On Fri, Dec 16, 2011 at 12:02 PM, Alan McKay alan.mckay@gmail.com wrote:
Thoughts form anyone on any of this?
Network monitoring is not trivial no matter what tool you use. Pick something that you trust to scale to the proportions you will need so you don't do a lot of work and then hit a wall. And if you have a lot of systems, avoid anything that needs per-system configuration or agent installation.
Agreed. I'm definitely not looking for trivial - just trying to make sure I understand the strengths and weaknesses of each system to help me make the right decision. Because once I've made that decision, I have to live with it :-) Our environment is relatively small. About 80 servers that are mostly grouped into 3 compute clusters for the scientists I support. A few switches, and no routers under my direct control (though a few Linux boxes routing between NICs since some of the environment is on our own private LAN behind said Linux box, cut off from the Hospital's network)
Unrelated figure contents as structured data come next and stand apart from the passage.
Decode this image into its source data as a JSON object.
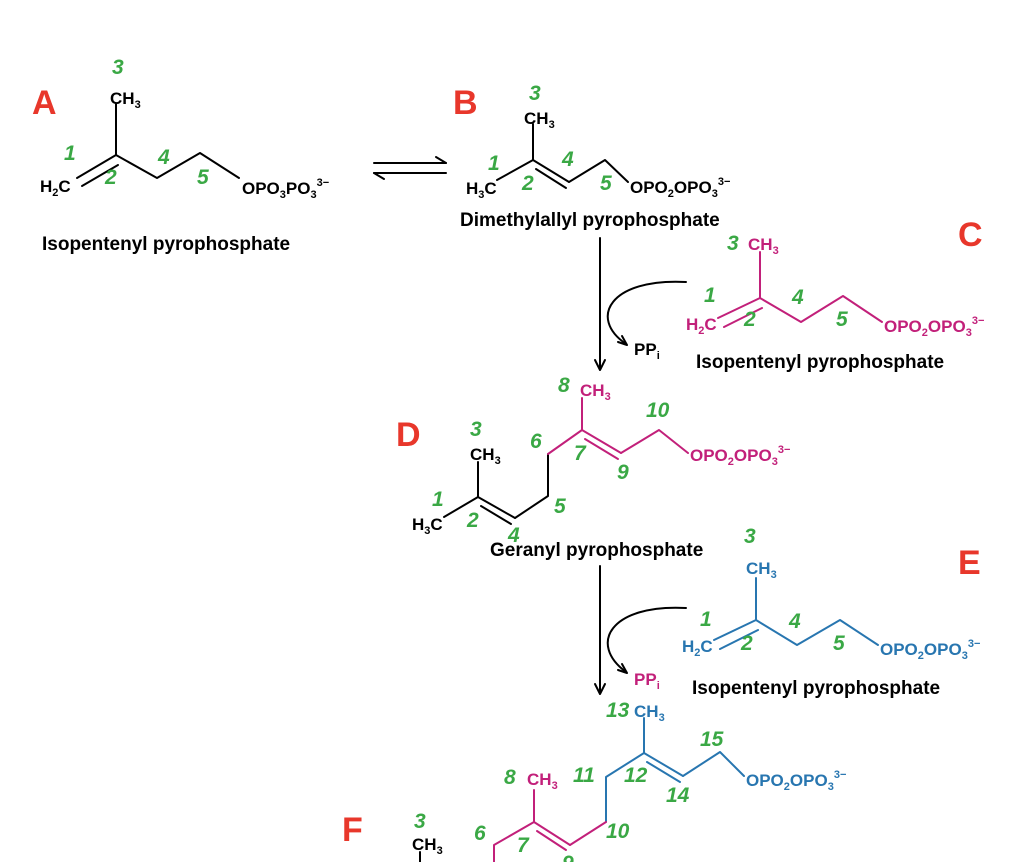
{
  "panels": {
    "a": "A",
    "b": "B",
    "c": "C",
    "d": "D",
    "e": "E",
    "f": "F"
  },
  "names": {
    "ipp": "Isopentenyl pyrophosphate",
    "dmapp": "Dimethylallyl pyrophosphate",
    "gpp": "Geranyl pyrophosphate"
  },
  "atoms": {
    "ch3": "CH",
    "sub3": "3",
    "h2c_h": "H",
    "h2c_sub": "2",
    "h2c_c": "C",
    "h3c_h": "H",
    "h3c_sub": "3",
    "h3c_c": "C",
    "pp": "PP",
    "pp_sub": "i",
    "opo_a": "OPO",
    "opo_a_s1": "3",
    "opo_a_mid": "PO",
    "opo_a_s2": "3",
    "opo_a_charge": "3−",
    "opo": "OPO",
    "opo_s1": "2",
    "opo_mid": "OPO",
    "opo_s2": "3",
    "opo_charge": "3−"
  },
  "numbers": [
    "1",
    "2",
    "3",
    "4",
    "5",
    "6",
    "7",
    "8",
    "9",
    "10",
    "11",
    "12",
    "13",
    "14",
    "15"
  ]
}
You may not need 'direct' control of the routers - just read access for snmp to monitor them. And if the switches have snmp you can get per-interface traffic which will obviously match whatever is on the other end of the wire. Does the cluster software have its own close-coupled monitor like ganglia? One thing I haven't found in any of the frameworks I've seen that everybody is likely to need is a good concept of aggregates. That is, you will have some level of redundancy in fail-over sets and some level of group capacity in load-balanced sets. While you may want to be alerted about individual failures, what you really need to track is how close you are to capacity across the working group members - and nothing does that very well.